Я вспомнил свой разговор о Пильняке с Грифцовым, состоявшийся в начале 30-х годов, Я заметил, что Пильняк в последних своих вещах расподхалимничался напропалую. Грифцов возразил, что это он зарабатывает себе прощение за «Красное дерево», но что, по имеющимся у него, Грифцова, достоверным сведениям, исходящим от друзей Пильняка, он кипит от возмущения процессами, раскулачиванием, голодом на Украине.
…Я отвлекся. Итак, в разговорах Глеб Алексеев выказывал осторожность сугубую. Осторожен он был на первых, архангелогородских порах и со мной. Но уже в Архангельске он как-то при мне и при Попове прорвался. Речь зашла о горе-поэте Иване Молчанове, который, как и Алексеев, входил в «Северную бригаду» Союза писателей.

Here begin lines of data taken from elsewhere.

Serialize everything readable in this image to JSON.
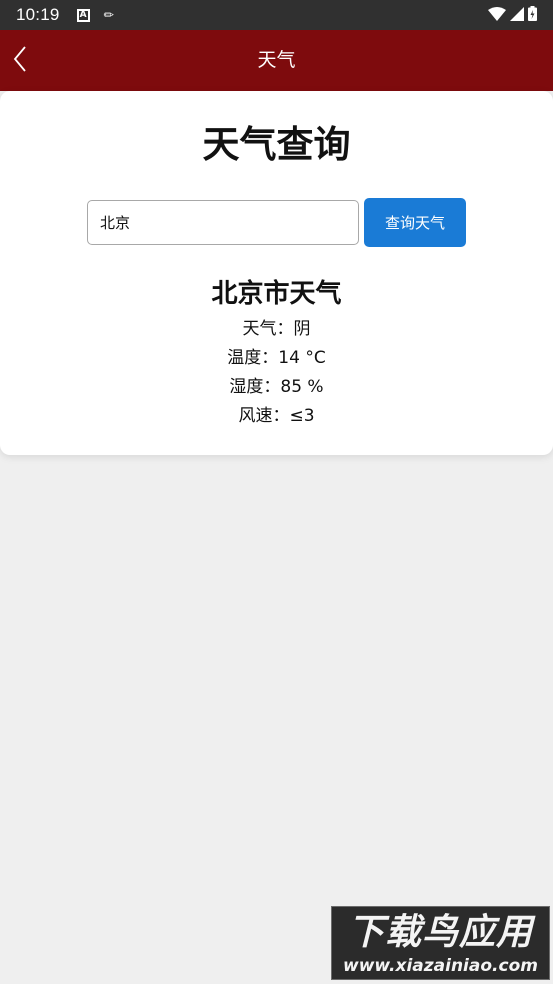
{
  "status_bar": {
    "time": "10:19",
    "icons": [
      "a-badge-icon",
      "wrench-icon",
      "wifi-icon",
      "signal-icon",
      "battery-icon"
    ]
  },
  "app_bar": {
    "title": "天气",
    "back_icon": "chevron-left-icon",
    "background": "#7e0b0d"
  },
  "main": {
    "heading": "天气查询",
    "search": {
      "value": "北京",
      "placeholder": ""
    },
    "query_button_label": "查询天气",
    "query_button_color": "#1a7bd6"
  },
  "result": {
    "title": "北京市天气",
    "lines": [
      "天气：阴",
      "温度：14 °C",
      "湿度：85 %",
      "风速：≤3"
    ]
  },
  "watermark": {
    "cn": "下载鸟应用",
    "en": "www.xiazainiao.com"
  }
}
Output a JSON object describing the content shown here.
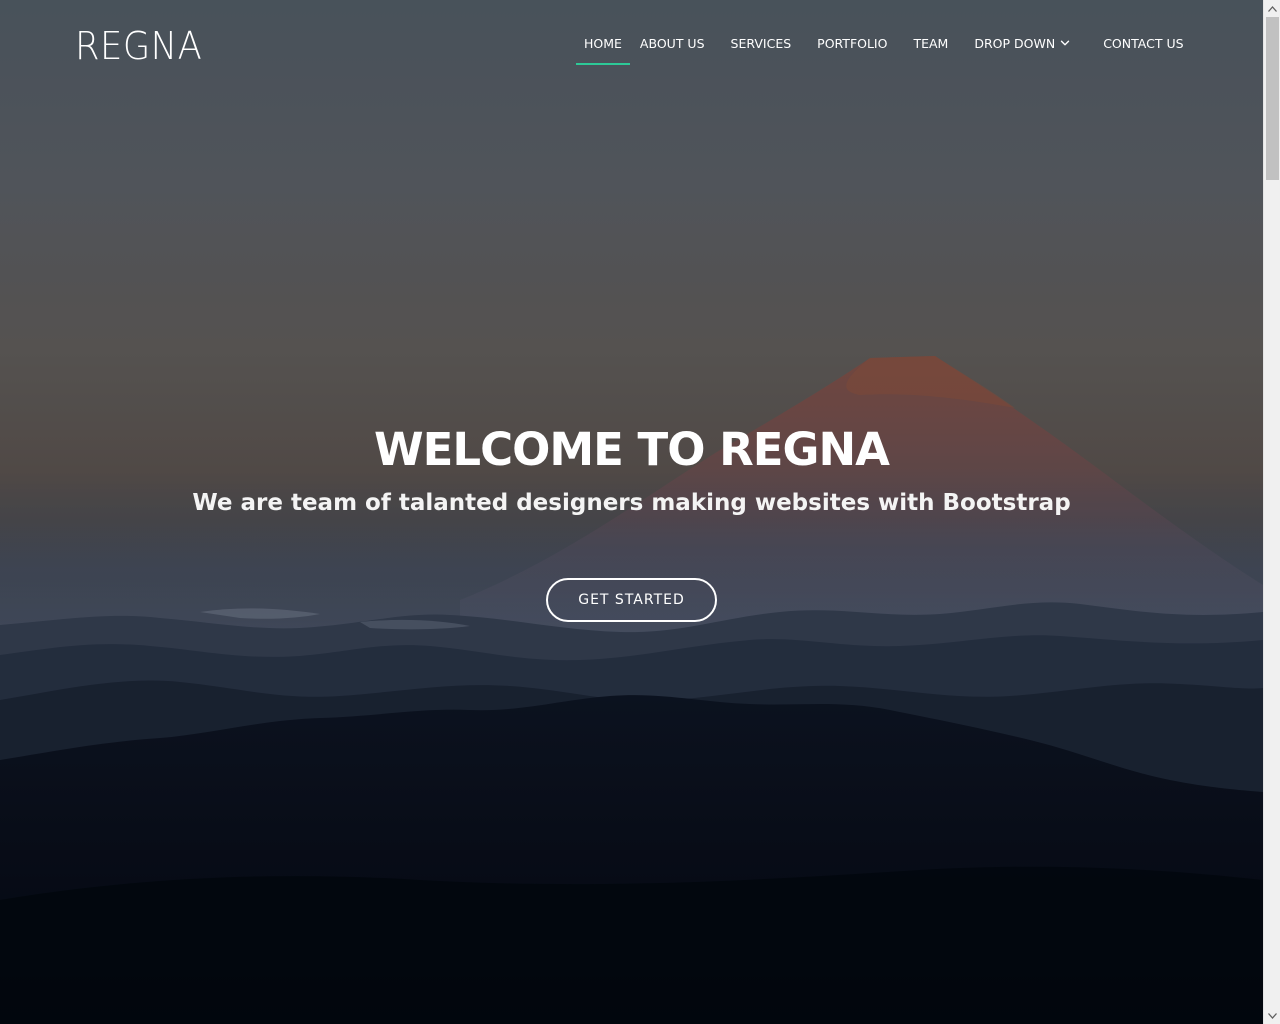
{
  "site": {
    "logo": "REGNA"
  },
  "nav": {
    "items": [
      {
        "label": "Home",
        "active": true
      },
      {
        "label": "About Us"
      },
      {
        "label": "Services"
      },
      {
        "label": "Portfolio"
      },
      {
        "label": "Team"
      },
      {
        "label": "Drop Down",
        "has_dropdown": true
      },
      {
        "label": "Contact Us"
      }
    ]
  },
  "hero": {
    "title": "WELCOME TO REGNA",
    "subtitle": "We are team of talanted designers making websites with Bootstrap",
    "cta_label": "Get Started"
  },
  "theme": {
    "accent": "#2dc997",
    "text": "#ffffff"
  },
  "icons": {
    "dropdown": "chevron-down-icon",
    "scroll_up": "arrow-up-icon",
    "scroll_down": "arrow-down-icon"
  }
}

– Я терпеть не могу хулиганья и хамья! – вдруг возвысил голос Глеб Алексеев, в трезвом виде предпочитавший средний регистр. – А советский хам» советский хулиган – это разновидность самая опасная и самая омерзительная!
Форточка тут же захлопнулась. Но в Москве, чем ближе мы с Глебом сходились, тем шире распахивал он передо мной уже не форточку, а обе створки окна в свой внутренний мир.
Заговорили мы с ним о Грифцове.
– Грифцов задумал служить молебен революции во время шапочного разбора… – сказал Глеб и, помолчав, добавил:
– А на Бальзаке далеко не уедешь…
Все больше тревожило Глеба Алексеева положение в литературе.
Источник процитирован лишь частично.